Driando mengatakan, di UK, orang sudah mengetahui khasiat kesehatan dan pembuatan yang ramah lingkungan. Sedangkan di India, harus mengandung bumbu yang biasa dikonsumsi di sana.

“Jadi harus menemukan soft spot masing-masing negara,” ucap Driando.

Pembuatan tempe melibatkan pengusaha kecil di negara asing. Hal ini pun berdampak pada pengusaha kecil sehingga mendapat dukungan dari pemerintah lokal. Di Iowa dan Illinois, misalnya, pemerintah lokal mendukung industri fermentasi kacang-kacangan, karena bisa menyerap kacang lokal dan mengembangkan industri rumahan.

Tempe Movement menyajikan produk tempe dengan rasa berbeda dan disajikan dalam bentuk kemasan siap makan. Rasa barbeque, mediteranian, dan curry menjadi produk kemasan yang banyak dicari. Selain itu, mereka juga masih menyediakan rasa original tempe juga untuk memudahkan konsumen mengolah tempe sesuai selera daerah masing-masing.

“Di Jepang, warga menyukai tempe yang mentah seperti sashimi yang kemudian diberikan bumbu tradisional. Kalau di Eropa dan Amerika, warga suka produk siap makan dari supermarket.”

Selain di supermarket, beberapa produk varian tempe juga bisa dibeli di marketplace seperti Amazon Inggris dan Selffridges and co. Untuk satu kemasan tempe dilabel dengan harga 3,29 poundsterling atau sekitar Rp60.000.

Tempe memiliki zat antikanker

Tempe mentah produksi Indonesia Tempe Movement (foto: Driando Amadeus/Tempe movement)

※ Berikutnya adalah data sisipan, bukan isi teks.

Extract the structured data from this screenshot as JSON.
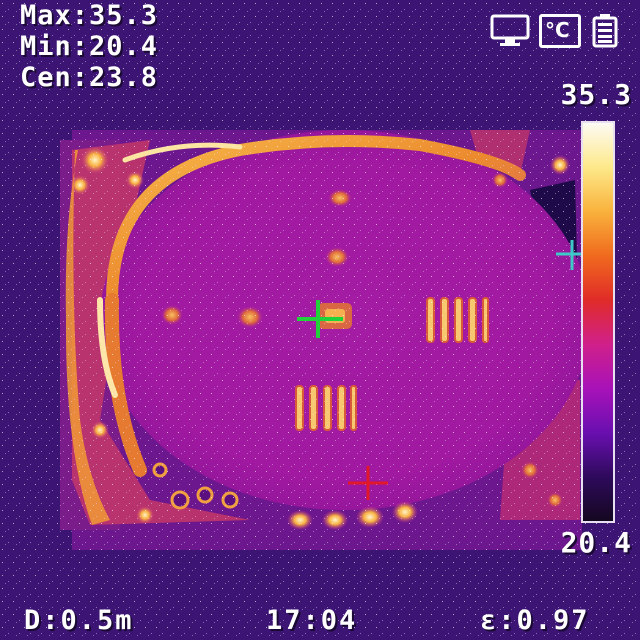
{
  "readouts": {
    "max": "Max:35.3",
    "min": "Min:20.4",
    "center": "Cen:23.8"
  },
  "scale": {
    "max_label": "35.3",
    "min_label": "20.4",
    "gradient_colors": [
      "#fdfbf4",
      "#fde98a",
      "#f9b23c",
      "#f06a1e",
      "#e02c28",
      "#d0208a",
      "#a812b8",
      "#6a0fb0",
      "#2e0a5c",
      "#140820"
    ]
  },
  "status_icons": [
    "monitor-icon",
    "celsius-icon",
    "battery-icon"
  ],
  "status_icon_text": {
    "celsius": "°C"
  },
  "footer": {
    "distance": "D:0.5m",
    "time": "17:04",
    "emissivity": "ε:0.97"
  },
  "markers": {
    "center_color": "#22d23a",
    "max_color": "#3fc8c8",
    "min_color": "#e0182a"
  },
  "colors": {
    "background": "#3a1470",
    "plate": "#a0199e",
    "hot": "#f6a42a",
    "hotter": "#fde7a0"
  }
}
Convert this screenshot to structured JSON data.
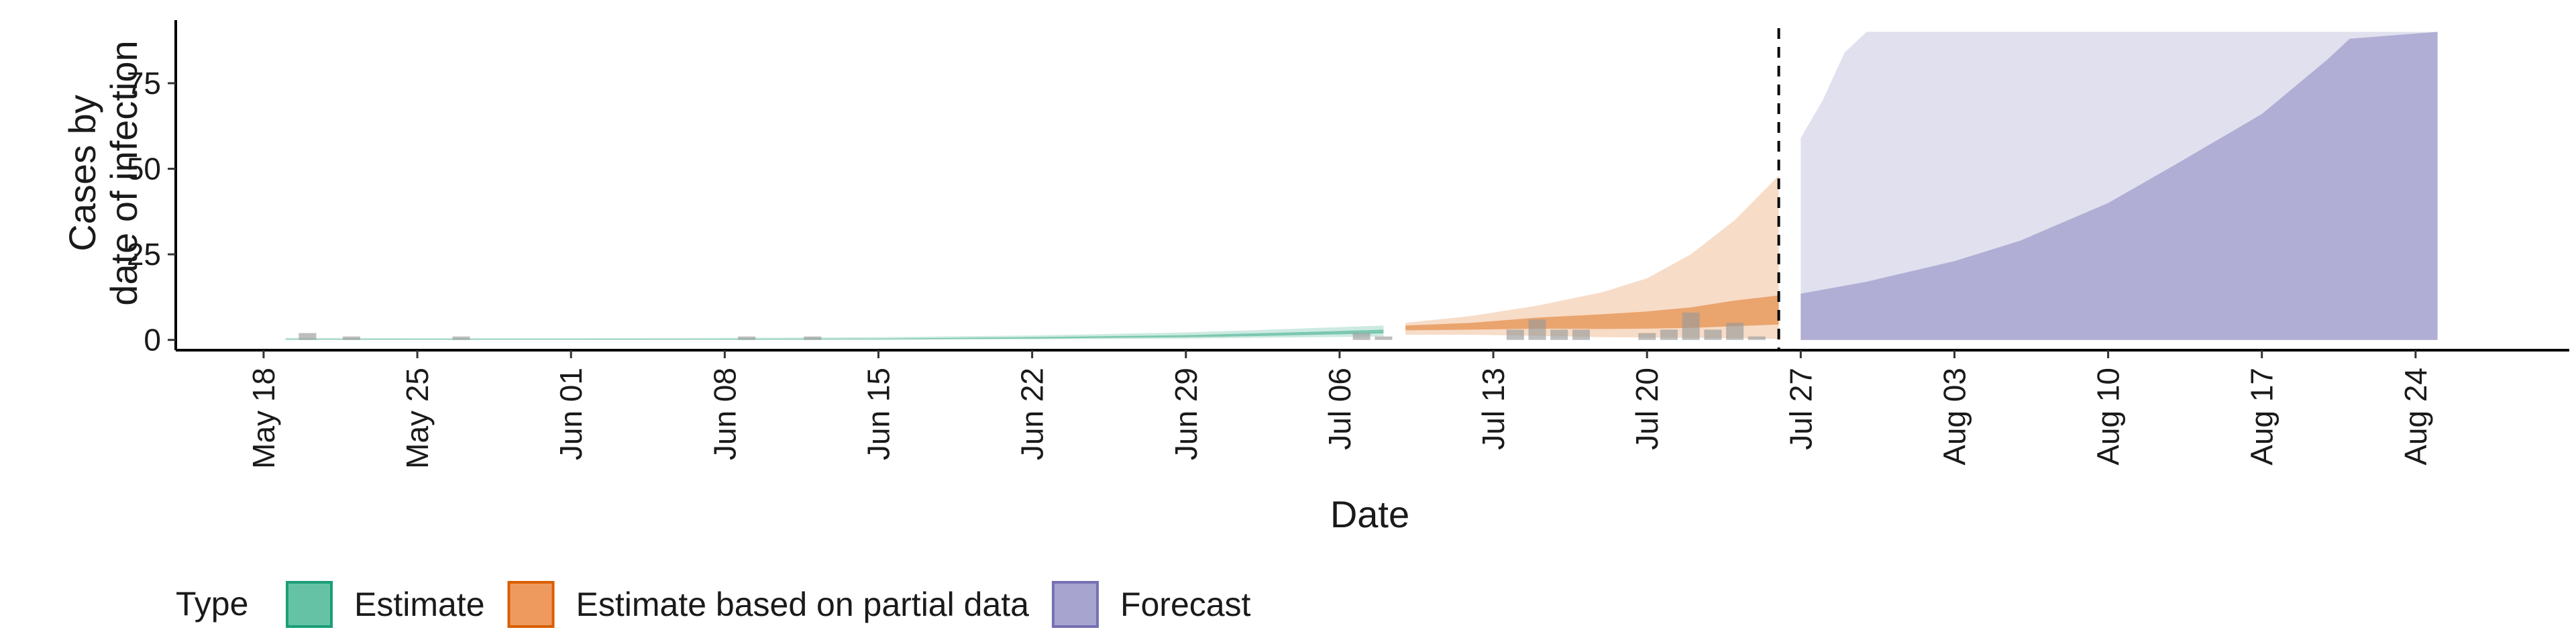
{
  "chart_data": {
    "type": "area",
    "xlabel": "Date",
    "ylabel_lines": [
      "Cases by",
      "date of infection"
    ],
    "x_range": [
      "2020-05-14",
      "2020-08-31"
    ],
    "ylim": [
      -3,
      95
    ],
    "yticks": [
      0,
      25,
      50,
      75
    ],
    "xticks": [
      {
        "date": "2020-05-18",
        "label": "May 18"
      },
      {
        "date": "2020-05-25",
        "label": "May 25"
      },
      {
        "date": "2020-06-01",
        "label": "Jun 01"
      },
      {
        "date": "2020-06-08",
        "label": "Jun 08"
      },
      {
        "date": "2020-06-15",
        "label": "Jun 15"
      },
      {
        "date": "2020-06-22",
        "label": "Jun 22"
      },
      {
        "date": "2020-06-29",
        "label": "Jun 29"
      },
      {
        "date": "2020-07-06",
        "label": "Jul 06"
      },
      {
        "date": "2020-07-13",
        "label": "Jul 13"
      },
      {
        "date": "2020-07-20",
        "label": "Jul 20"
      },
      {
        "date": "2020-07-27",
        "label": "Jul 27"
      },
      {
        "date": "2020-08-03",
        "label": "Aug 03"
      },
      {
        "date": "2020-08-10",
        "label": "Aug 10"
      },
      {
        "date": "2020-08-17",
        "label": "Aug 17"
      },
      {
        "date": "2020-08-24",
        "label": "Aug 24"
      }
    ],
    "cutoff_date": "2020-07-26",
    "grid": false,
    "legend": {
      "title": "Type",
      "position": "bottom",
      "items": [
        {
          "label": "Estimate",
          "fill": "#66c2a5",
          "stroke": "#1b9e77"
        },
        {
          "label": "Estimate based on partial data",
          "fill": "#ee9a5f",
          "stroke": "#d95f02"
        },
        {
          "label": "Forecast",
          "fill": "#a7a4d0",
          "stroke": "#7570b3"
        }
      ]
    },
    "colors": {
      "estimate": "#1b9e77",
      "partial": "#d95f02",
      "forecast": "#7570b3",
      "observed": "#9a9a9a"
    },
    "observed_cases": [
      {
        "date": "2020-05-20",
        "value": 2
      },
      {
        "date": "2020-05-22",
        "value": 1
      },
      {
        "date": "2020-05-27",
        "value": 1
      },
      {
        "date": "2020-06-09",
        "value": 1
      },
      {
        "date": "2020-06-12",
        "value": 1
      },
      {
        "date": "2020-07-07",
        "value": 2
      },
      {
        "date": "2020-07-08",
        "value": 1
      },
      {
        "date": "2020-07-14",
        "value": 3
      },
      {
        "date": "2020-07-15",
        "value": 6
      },
      {
        "date": "2020-07-16",
        "value": 3
      },
      {
        "date": "2020-07-17",
        "value": 3
      },
      {
        "date": "2020-07-20",
        "value": 2
      },
      {
        "date": "2020-07-21",
        "value": 3
      },
      {
        "date": "2020-07-22",
        "value": 8
      },
      {
        "date": "2020-07-23",
        "value": 3
      },
      {
        "date": "2020-07-24",
        "value": 5
      },
      {
        "date": "2020-07-25",
        "value": 1
      }
    ],
    "series": [
      {
        "name": "Estimate",
        "outer": {
          "x": [
            "2020-05-19",
            "2020-05-25",
            "2020-06-01",
            "2020-06-08",
            "2020-06-15",
            "2020-06-22",
            "2020-06-29",
            "2020-07-02",
            "2020-07-05",
            "2020-07-08"
          ],
          "lower": [
            0,
            0,
            0,
            0,
            0,
            0.2,
            0.4,
            0.6,
            0.8,
            1.0
          ],
          "upper": [
            0.6,
            0.5,
            0.5,
            0.6,
            0.8,
            1.3,
            2.2,
            2.8,
            3.5,
            4.2
          ]
        },
        "inner": {
          "x": [
            "2020-05-19",
            "2020-05-25",
            "2020-06-01",
            "2020-06-08",
            "2020-06-15",
            "2020-06-22",
            "2020-06-29",
            "2020-07-02",
            "2020-07-05",
            "2020-07-08"
          ],
          "lower": [
            0.1,
            0.1,
            0.1,
            0.1,
            0.2,
            0.4,
            0.8,
            1.1,
            1.5,
            1.9
          ],
          "upper": [
            0.3,
            0.3,
            0.3,
            0.3,
            0.4,
            0.8,
            1.4,
            1.9,
            2.4,
            3.0
          ]
        }
      },
      {
        "name": "Estimate based on partial data",
        "outer": {
          "x": [
            "2020-07-09",
            "2020-07-12",
            "2020-07-15",
            "2020-07-18",
            "2020-07-20",
            "2020-07-22",
            "2020-07-24",
            "2020-07-26"
          ],
          "lower": [
            1.5,
            1.5,
            1.2,
            0.8,
            0.7,
            0.6,
            0.5,
            0.3
          ],
          "upper": [
            5,
            7,
            10,
            14,
            18,
            25,
            35,
            48
          ]
        },
        "inner": {
          "x": [
            "2020-07-09",
            "2020-07-12",
            "2020-07-15",
            "2020-07-18",
            "2020-07-20",
            "2020-07-22",
            "2020-07-24",
            "2020-07-26"
          ],
          "lower": [
            2.8,
            3,
            3.3,
            3.2,
            3.3,
            3.5,
            4,
            4.5
          ],
          "upper": [
            4.2,
            5,
            6.5,
            7.5,
            8.3,
            9.5,
            11.5,
            13
          ]
        }
      },
      {
        "name": "Forecast",
        "outer": {
          "x": [
            "2020-07-27",
            "2020-07-28",
            "2020-07-29",
            "2020-07-30",
            "2020-07-31",
            "2020-08-01",
            "2020-08-10",
            "2020-08-20",
            "2020-08-25"
          ],
          "lower": [
            0,
            0,
            0,
            0,
            0,
            0,
            0,
            0,
            0
          ],
          "upper": [
            59,
            70,
            84,
            90,
            90,
            90,
            90,
            90,
            90
          ]
        },
        "inner": {
          "x": [
            "2020-07-27",
            "2020-07-30",
            "2020-08-03",
            "2020-08-06",
            "2020-08-10",
            "2020-08-13",
            "2020-08-17",
            "2020-08-20",
            "2020-08-21",
            "2020-08-25"
          ],
          "lower": [
            0,
            0,
            0,
            0,
            0,
            0,
            0,
            0,
            0,
            0
          ],
          "upper": [
            13.5,
            17,
            23,
            29,
            40,
            51,
            66,
            82,
            88,
            90
          ]
        }
      }
    ]
  }
}
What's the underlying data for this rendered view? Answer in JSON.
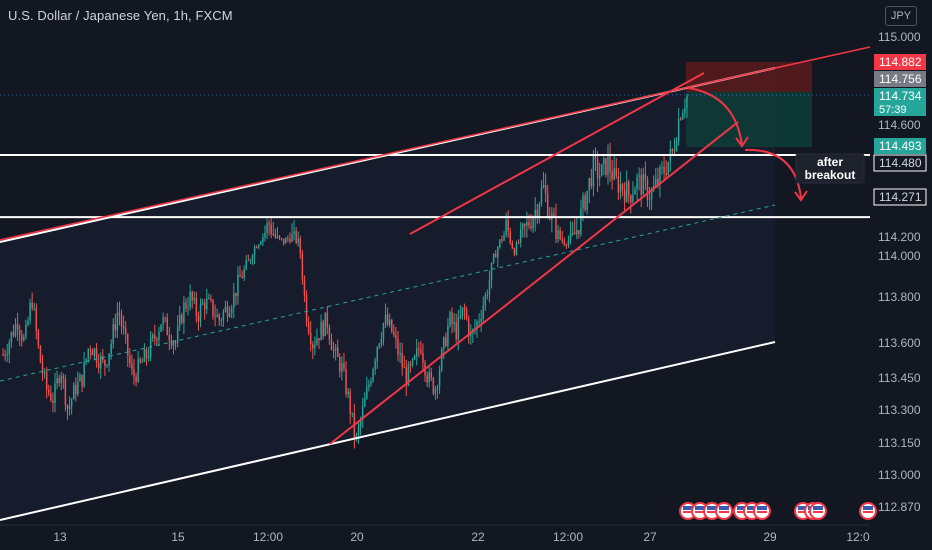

Kini tempe mulai dikembangkan, tidak hanya dari fermentasi kedelai, tetapi juga dari kacang-kacangan atau biji-bijian lainnya diantaranya kacang merah, kacang tanah, kacang polong, biji rami, biji chia, dan masih banyak lagi. Riset juga dilakukan untuk mencari tahu kandungan biji-bijian dan kacang-kacangan jika difermentasi menyerupai tempe.

Riset dilakukan di laboratorium, sehingga bisa disosialisasikan ke masyarakat. Hasil penelitian yang dilakukan Driando yang juga ilmuwan lulusan Universitas Massachusetts, menunjukan bahwa kedelai akan lebih efektif jika difermentasi.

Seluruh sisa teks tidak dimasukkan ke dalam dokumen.